Inzwischen hat der GBA – ebenfalls in Form einer Richtlinie – eine einheitliche Regelung für seinen Dienstbetrieb
entwickelt. Demnach ist nach Beendigung einer Maßnahme zu prüfen, ob die Unterlagen für das weitere
Ermittlungsverfahren benötigt oder umgehend vernichtet
werden können. Sofern eine Löschung noch nicht in Betracht kommt, ist die Prüfung im Abstand von drei
Monaten erneut vorzunehmen. Darüber hinaus soll die
Vernichtung sechs Monate nach Abschluss des Ermittlungsverfahrens bzw. nach rechtskräftiger Entscheidung
erfolgen, sofern nicht ausnahmsweise eine weitere Aufbewahrung erforderlich ist.

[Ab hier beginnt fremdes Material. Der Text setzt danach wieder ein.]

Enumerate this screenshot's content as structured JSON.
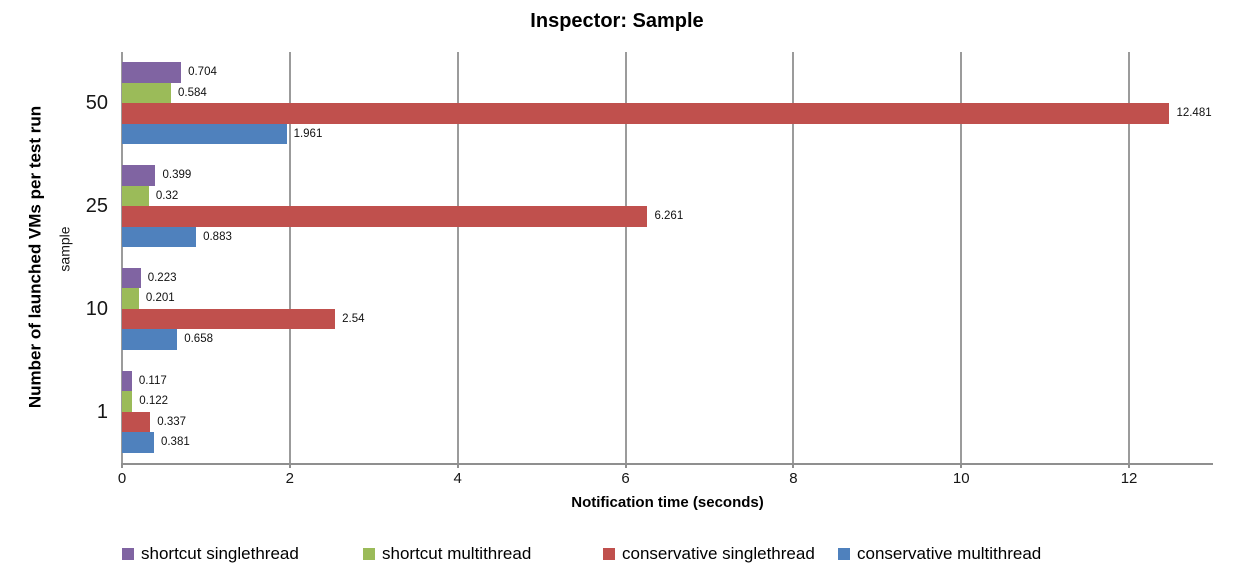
{
  "title": "Inspector: Sample",
  "chart_data": {
    "type": "bar",
    "orientation": "horizontal",
    "title": "Inspector: Sample",
    "xlabel": "Notification time (seconds)",
    "ylabel": "Number of launched VMs per test run",
    "ylabel_inner": "sample",
    "categories": [
      "50",
      "25",
      "10",
      "1"
    ],
    "series": [
      {
        "name": "shortcut singlethread",
        "color": "#8064A2",
        "values": [
          0.704,
          0.399,
          0.223,
          0.117
        ],
        "labels": [
          "0.704",
          "0.399",
          "0.223",
          "0.117"
        ]
      },
      {
        "name": "shortcut multithread",
        "color": "#9BBB59",
        "values": [
          0.584,
          0.32,
          0.201,
          0.122
        ],
        "labels": [
          "0.584",
          "0.32",
          "0.201",
          "0.122"
        ]
      },
      {
        "name": "conservative singlethread",
        "color": "#C0504D",
        "values": [
          12.481,
          6.261,
          2.54,
          0.337
        ],
        "labels": [
          "12.481",
          "6.261",
          "2.54",
          "0.337"
        ]
      },
      {
        "name": "conservative multithread",
        "color": "#4F81BD",
        "values": [
          1.961,
          0.883,
          0.658,
          0.381
        ],
        "labels": [
          "1.961",
          "0.883",
          "0.658",
          "0.381"
        ]
      }
    ],
    "x_ticks": [
      "0",
      "2",
      "4",
      "6",
      "8",
      "10",
      "12"
    ],
    "xlim": [
      0,
      13
    ],
    "grid": true,
    "legend_position": "bottom",
    "gridline_color": "#9b9b9b",
    "axis_color": "#8f8f8f",
    "value_label_color": "#111111"
  }
}
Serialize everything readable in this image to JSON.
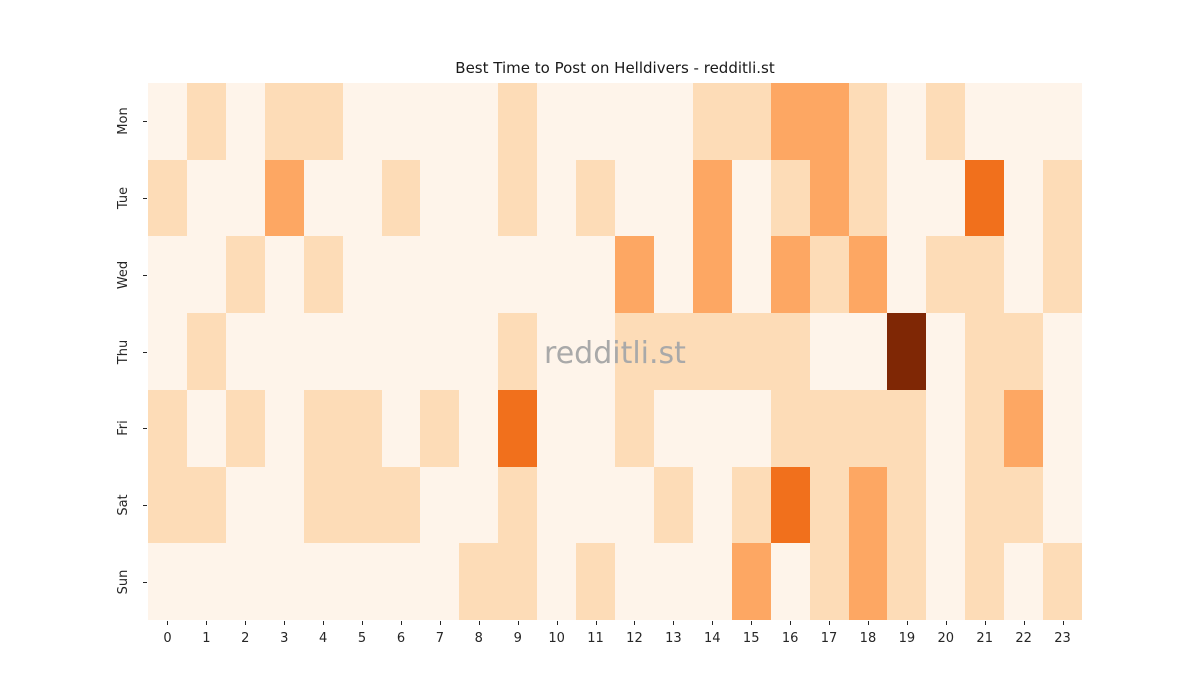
{
  "chart_data": {
    "type": "heatmap",
    "title": "Best Time to Post on Helldivers - redditli.st",
    "watermark": "redditli.st",
    "xlabel": "",
    "ylabel": "",
    "x_labels": [
      "0",
      "1",
      "2",
      "3",
      "4",
      "5",
      "6",
      "7",
      "8",
      "9",
      "10",
      "11",
      "12",
      "13",
      "14",
      "15",
      "16",
      "17",
      "18",
      "19",
      "20",
      "21",
      "22",
      "23"
    ],
    "y_labels": [
      "Mon",
      "Tue",
      "Wed",
      "Thu",
      "Fri",
      "Sat",
      "Sun"
    ],
    "colormap": "Oranges",
    "legend": "none",
    "grid": "off",
    "level_meaning": "relative posting activity intensity, 0 = lowest, 4 = highest (single max cell Thu 19:00)",
    "palette": [
      "#fef4ea",
      "#fddcb7",
      "#fda763",
      "#f1701c",
      "#7f2705"
    ],
    "levels": [
      [
        0,
        1,
        0,
        1,
        1,
        0,
        0,
        0,
        0,
        1,
        0,
        0,
        0,
        0,
        1,
        1,
        2,
        2,
        1,
        0,
        1,
        0,
        0,
        0
      ],
      [
        1,
        0,
        0,
        2,
        0,
        0,
        1,
        0,
        0,
        1,
        0,
        1,
        0,
        0,
        2,
        0,
        1,
        2,
        1,
        0,
        0,
        3,
        0,
        1
      ],
      [
        0,
        0,
        1,
        0,
        1,
        0,
        0,
        0,
        0,
        0,
        0,
        0,
        2,
        0,
        2,
        0,
        2,
        1,
        2,
        0,
        1,
        1,
        0,
        1
      ],
      [
        0,
        1,
        0,
        0,
        0,
        0,
        0,
        0,
        0,
        1,
        0,
        0,
        1,
        1,
        1,
        1,
        1,
        0,
        0,
        4,
        0,
        1,
        1,
        0
      ],
      [
        1,
        0,
        1,
        0,
        1,
        1,
        0,
        1,
        0,
        3,
        0,
        0,
        1,
        0,
        0,
        0,
        1,
        1,
        1,
        1,
        0,
        1,
        2,
        0
      ],
      [
        1,
        1,
        0,
        0,
        1,
        1,
        1,
        0,
        0,
        1,
        0,
        0,
        0,
        1,
        0,
        1,
        3,
        1,
        2,
        1,
        0,
        1,
        1,
        0
      ],
      [
        0,
        0,
        0,
        0,
        0,
        0,
        0,
        0,
        1,
        1,
        0,
        1,
        0,
        0,
        0,
        2,
        0,
        1,
        2,
        1,
        0,
        1,
        0,
        1
      ]
    ]
  }
}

Die Reglungen in den Richtlinien des GBA bewerte ich
positiv. Sie werden sowohl den strafprozessualen als auch
den datenschutzrechtlichen Anforderungen gerecht und
bieten gleichzeitig praktikable Lösungen. Die aufgezeigten Probleme verdeutlichen aber auch, dass eine Klarstellung des Begriffs „Beteiligter“ in § 101 Abs. 1 StPO durch
den Gesetzgeber wünschenswert ist, um zu einer angemessenen Interessenabwägung bei der Frage der Benachrichtigung zu gelangen und eine einheitliche Praxis der
Strafverfolgungsbehörden zu gewährleisten.
6.13
Veröffentlichung heimlicher Bildaufnahmen – Gesetzeslücke im
Strafgesetzbuch –
Im Strafgesetzbuch finden sich zahlreiche Straftatbestände, die die Verletzung des persönlichen Lebens- und
Geheimbereichs sanktionieren. So wird in § 201 StGB die
heimliche Aufnahme des nichtöffentlich gesprochenen
Wortes und dessen Veröffentlichung unter Strafe gestellt.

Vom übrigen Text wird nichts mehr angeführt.